Cela était-il vrai ? Je ne pouvais y croire. Était-il possible que Paris, une seconde fois, fût bombardé ? et bombardé par qui ? par des Français. En dépit du danger qu’il y avait, disait-on, à se rapprocher de Neuilly, j’ai voulu voir les choses de mes propres yeux, et, ce matin, 8 avril, je suis allé aux Champs-Élysées.

Jusqu’au rond-point, rien de particulier, si ce n’est plus de solitude que les jours précédents.
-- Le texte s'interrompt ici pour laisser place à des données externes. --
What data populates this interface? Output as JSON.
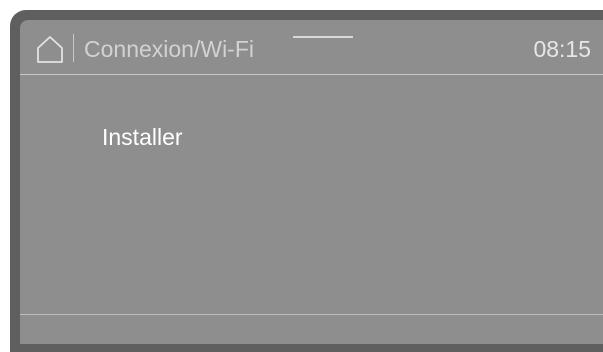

L’omnibus s’arrête à la hauteur de l’avenue de Marigny. Une Anglaise, que le conducteur prie de descendre, me demande son chemin ; elle voudrait aller rue Galilée, mais elle n’ose pas suivre la grande avenue ; je lui indique une rue latérale, et je continue mon chemin. Voici un cordon de gardes nationaux ; espacés de dix en dix pas, ils interrompent la circulation.

— On ne passe pas !

— Mais, répliquai-je…

Et je m’interrompis, cherchant quelque motif plausible pour justifier mon insistance. Il n’en fut pas besoin ; bien que je me fusse borné à dire : Mais… Le factionnaire jugea l’explication suffisante, et reprit :

— C’est différent, passez.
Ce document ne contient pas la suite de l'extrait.